We are currently investigating the application of PHAs in the area of bone tissue engineering, cardiac and nerve tissue engineering, wound healing and controlled drug delivery. In the area of bone tissue engineering we have developed Poly(3-hydroxybutyrate, P(3HB) composites with Bioglass®, carbon nanotubes, bacterial cellulose and magnetic nanoparticles. These have been characterised extensively for their material properties, degradability and biocompatibility. For cardiac tissue engineering applications we have developed Poly(3-hydroxyoctanoate), P(3HO) patches with added growth factors, i.e., Vascular Endothelial Growth Factor (VEGF) and peptides (RGD peptides). In addition, these patches have been coated with P(3HO) fibres, leading to essential surface topography, enhancing biocompatibility. I am now part of a BHF Cardiovascular Regenerative Medicine Centre led by Professor Sian Harding at Imperial College London, where P(3HO) and other PHAs will be explored for the development of cardiac patches to support stem cell growth and differentiation in to cardiac muscle. For wound healing applications two types of patches have been created, compressed films containing P(3HB) microspheres with encapsulated tetracycline; P(3HO) films with nanoBioglass. The former exhibited excelled controlled delivery of tetracycline and biocompatibility and the latter has potential haemostatic properties.

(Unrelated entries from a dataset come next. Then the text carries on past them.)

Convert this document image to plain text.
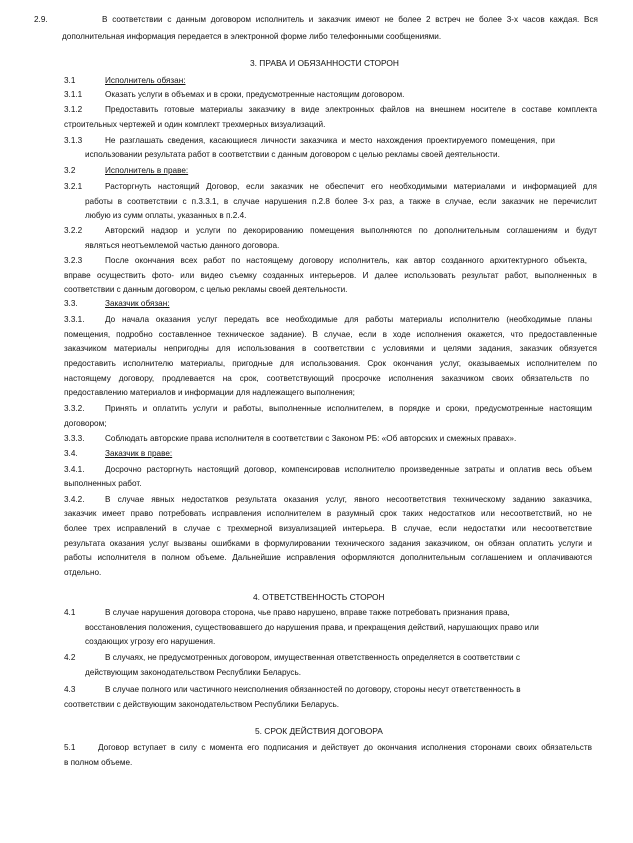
2.9.	В соответствии с данным договором исполнитель и заказчик имеют не более 2 встреч не более 3-х часов каждая. Вся
дополнительная информация передается в электронной форме либо телефонными сообщениями.
3. ПРАВА И ОБЯЗАННОСТИ СТОРОН
3.1	Исполнитель обязан:
3.1.1	Оказать услуги в объемах и в сроки, предусмотренные настоящим договором.
3.1.2	Предоставить готовые материалы заказчику в виде электронных файлов на внешнем носителе в составе комплекта
строительных чертежей и один комплект трехмерных визуализаций.
3.1.3	Не разглашать сведения, касающиеся личности заказчика и место нахождения проектируемого помещения, при
использовании результата работ в соответствии с данным договором с целью рекламы своей деятельности.
3.2	Исполнитель в праве:
3.2.1	Расторгнуть настоящий Договор, если заказчик не обеспечит его необходимыми материалами и информацией для
работы в соответствии с п.3.3.1, в случае нарушения п.2.8 более 3-х раз, а также в случае, если заказчик не перечислит
любую из сумм оплаты, указанных в п.2.4.
3.2.2	Авторский надзор и услуги по декорированию помещения выполняются по дополнительным соглашениям и будут
являться неотъемлемой частью данного договора.
3.2.3	После окончания всех работ по настоящему договору исполнитель, как автор созданного архитектурного объекта,
вправе осуществить фото- или видео съемку созданных интерьеров. И далее использовать результат работ, выполненных в
соответствии с данным договором, с целью рекламы своей деятельности.
3.3.	Заказчик обязан:
3.3.1.	До начала оказания услуг передать все необходимые для работы материалы исполнителю (необходимые планы
помещения, подробно составленное техническое задание). В случае, если в ходе исполнения окажется, что предоставленные
заказчиком материалы непригодны для использования в соответствии с условиями и целями задания, заказчик обязуется
предоставить исполнителю материалы, пригодные для использования. Срок окончания услуг, оказываемых исполнителем по
настоящему договору, продлевается на срок, соответствующий просрочке исполнения заказчиком своих обязательств по
предоставлению материалов и информации для надлежащего выполнения;
3.3.2.	Принять и оплатить услуги и работы, выполненные исполнителем, в порядке и сроки, предусмотренные настоящим
договором;
3.3.3.	Соблюдать авторские права исполнителя в соответствии с Законом РБ: «Об авторских и смежных правах».
3.4.	Заказчик в праве:
3.4.1.	Досрочно расторгнуть настоящий договор, компенсировав исполнителю произведенные затраты и оплатив весь объем
выполненных работ.
3.4.2.	В случае явных недостатков результата оказания услуг, явного несоответствия техническому заданию заказчика,
заказчик имеет право потребовать исправления исполнителем в разумный срок таких недостатков или несоответствий, но не
более трех исправлений в случае с трехмерной визуализацией интерьера. В случае, если недостатки или несоответствие
результата оказания услуг вызваны ошибками в формулировании технического задания заказчиком, он обязан оплатить услуги и
работы исполнителя в полном объеме. Дальнейшие исправления оформляются дополнительным соглашением и оплачиваются
отдельно.
4. ОТВЕТСТВЕННОСТЬ СТОРОН
4.1	В случае нарушения договора сторона, чье право нарушено, вправе также потребовать признания права,
восстановления положения, существовавшего до нарушения права, и прекращения действий, нарушающих право или
создающих угрозу его нарушения.
4.2	В случаях, не предусмотренных договором, имущественная ответственность определяется в соответствии с
действующим законодательством Республики Беларусь.
4.3	В случае полного или частичного неисполнения обязанностей по договору, стороны несут ответственность в
соответствии с действующим законодательством Республики Беларусь.
5. СРОК ДЕЙСТВИЯ ДОГОВОРА
5.1	Договор вступает в силу с момента его подписания и действует до окончания исполнения сторонами своих обязательств
в полном объеме.
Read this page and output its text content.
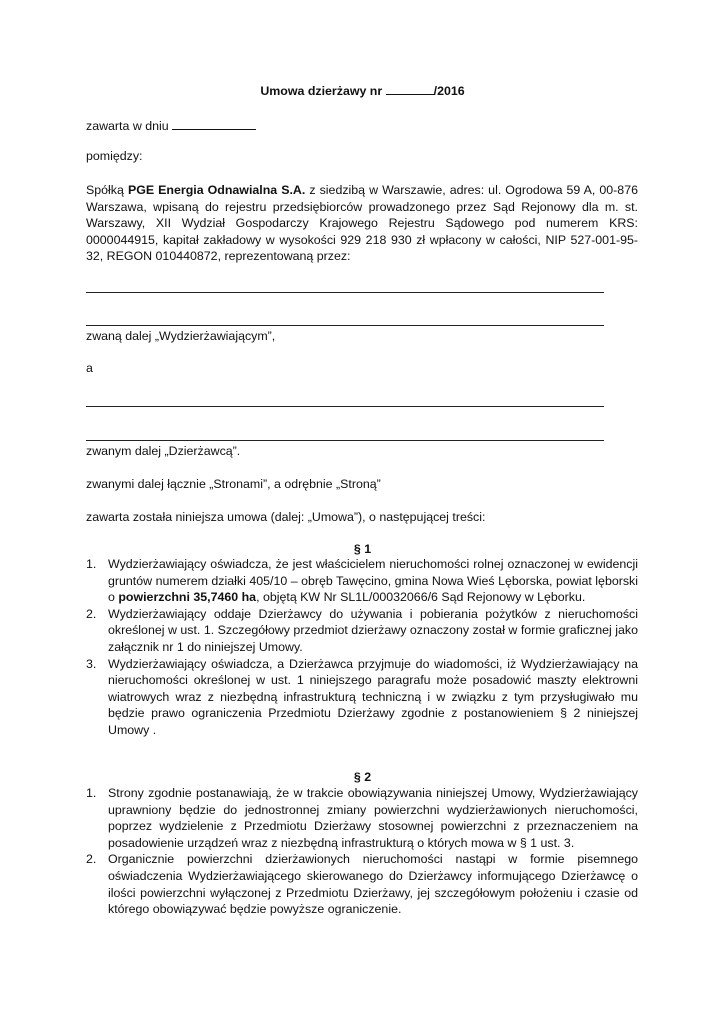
Umowa dzierżawy nr	/2016
zawarta w dniu
pomiędzy:
Spółką PGE Energia Odnawialna S.A. z siedzibą w Warszawie, adres: ul. Ogrodowa 59 A, 00-876 Warszawa, wpisaną do rejestru przedsiębiorców prowadzonego przez Sąd Rejonowy dla m. st. Warszawy, XII Wydział Gospodarczy Krajowego Rejestru Sądowego pod numerem KRS: 0000044915, kapitał zakładowy w wysokości 929 218 930 zł wpłacony w całości, NIP 527-001-95-32, REGON 010440872, reprezentowaną przez:
zwaną dalej „Wydzierżawiającym”,
a
zwanym dalej „Dzierżawcą”.
zwanymi dalej łącznie „Stronami”, a odrębnie „Stroną”
zawarta została niniejsza umowa (dalej: „Umowa”), o następującej treści:
§ 1
1. Wydzierżawiający oświadcza, że jest właścicielem nieruchomości rolnej oznaczonej w ewidencji gruntów numerem działki 405/10 – obręb Tawęcino, gmina Nowa Wieś Lęborska, powiat lęborski o powierzchni 35,7460 ha, objętą KW Nr SL1L/00032066/6 Sąd Rejonowy w Lęborku.
2. Wydzierżawiający oddaje Dzierżawcy do używania i pobierania pożytków z nieruchomości określonej w ust. 1. Szczegółowy przedmiot dzierżawy oznaczony został w formie graficznej jako załącznik nr 1 do niniejszej Umowy.
3. Wydzierżawiający oświadcza, a Dzierżawca przyjmuje do wiadomości, iż Wydzierżawiający na nieruchomości określonej w ust. 1 niniejszego paragrafu może posadowić maszty elektrowni wiatrowych wraz z niezbędną infrastrukturą techniczną i w związku z tym przysługiwało mu będzie prawo ograniczenia Przedmiotu Dzierżawy zgodnie z postanowieniem § 2 niniejszej Umowy .
§ 2
1. Strony zgodnie postanawiają, że w trakcie obowiązywania niniejszej Umowy, Wydzierżawiający uprawniony będzie do jednostronnej zmiany powierzchni wydzierżawionych nieruchomości, poprzez wydzielenie z Przedmiotu Dzierżawy stosownej powierzchni z przeznaczeniem na posadowienie urządzeń wraz z niezbędną infrastrukturą o których mowa w § 1 ust. 3.
2. Organicznie powierzchni dzierżawionych nieruchomości nastąpi w formie pisemnego oświadczenia Wydzierżawiającego skierowanego do Dzierżawcy informującego Dzierżawcę o ilości powierzchni wyłączonej z Przedmiotu Dzierżawy, jej szczegółowym położeniu i czasie od którego obowiązywać będzie powyższe ograniczenie.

Finally, in the area of controlled delivery we have explored the use of P(3HB) microspheres for the delivery of small molecules such as gentamycin and proteins including bovine serum albumin. In both cases highly controlled long term delivery has been achieved. Another major application for PHAs being investigated in my group are drug eluting biodegradable stents. We have explored the use of P(3HO)/bacterial cellulose composites and P(3HB)/P(3HO) blends for the development of such stents. Preliminary stent prototypes have been produced using P(3HB)/P(HO) blends.

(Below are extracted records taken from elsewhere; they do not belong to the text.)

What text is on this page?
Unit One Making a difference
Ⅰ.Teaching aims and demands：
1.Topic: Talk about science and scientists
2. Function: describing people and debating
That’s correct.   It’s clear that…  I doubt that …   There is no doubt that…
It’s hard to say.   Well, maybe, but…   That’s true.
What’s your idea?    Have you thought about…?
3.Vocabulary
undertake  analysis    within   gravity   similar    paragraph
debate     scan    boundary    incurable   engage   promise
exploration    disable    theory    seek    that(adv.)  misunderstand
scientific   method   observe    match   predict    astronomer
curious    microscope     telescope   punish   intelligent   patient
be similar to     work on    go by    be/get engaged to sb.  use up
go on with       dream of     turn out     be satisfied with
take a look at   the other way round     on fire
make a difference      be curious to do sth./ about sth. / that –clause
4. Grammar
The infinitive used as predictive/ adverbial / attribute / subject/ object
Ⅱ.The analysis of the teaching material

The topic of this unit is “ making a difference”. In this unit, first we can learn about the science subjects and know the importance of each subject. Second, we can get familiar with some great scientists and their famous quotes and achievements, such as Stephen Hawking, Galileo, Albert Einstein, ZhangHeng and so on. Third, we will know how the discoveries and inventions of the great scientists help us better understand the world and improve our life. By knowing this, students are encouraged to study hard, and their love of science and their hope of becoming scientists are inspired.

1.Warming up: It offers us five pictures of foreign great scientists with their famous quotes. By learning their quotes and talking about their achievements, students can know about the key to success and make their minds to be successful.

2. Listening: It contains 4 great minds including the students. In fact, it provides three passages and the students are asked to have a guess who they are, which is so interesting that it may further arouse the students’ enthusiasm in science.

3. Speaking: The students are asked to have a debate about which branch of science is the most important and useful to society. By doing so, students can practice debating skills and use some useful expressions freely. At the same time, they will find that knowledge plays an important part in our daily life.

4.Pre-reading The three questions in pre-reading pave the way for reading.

I collaborate with a large number of groups including those led by Professor Aldo Boccaccini (University of Erlangen, Germany); Professor Sian Harding (Imperial College London); Professor Jonathan Knowles (University College London); Professor Mohan Edirisinghe (University College London); Dr. Sanjukta Deb (King College London); Professor Ruth Cameron (University of Cambridge); Professor Serena Best (University of Cambridge); Dr. Iban Quintana (Tekniker, Spain). Within the University of Westminster I collaborate with Professor Tajalli Keshavarz; Dr. Ian Locke; Dr. Mike Gordge and Dr. Caroline Smith.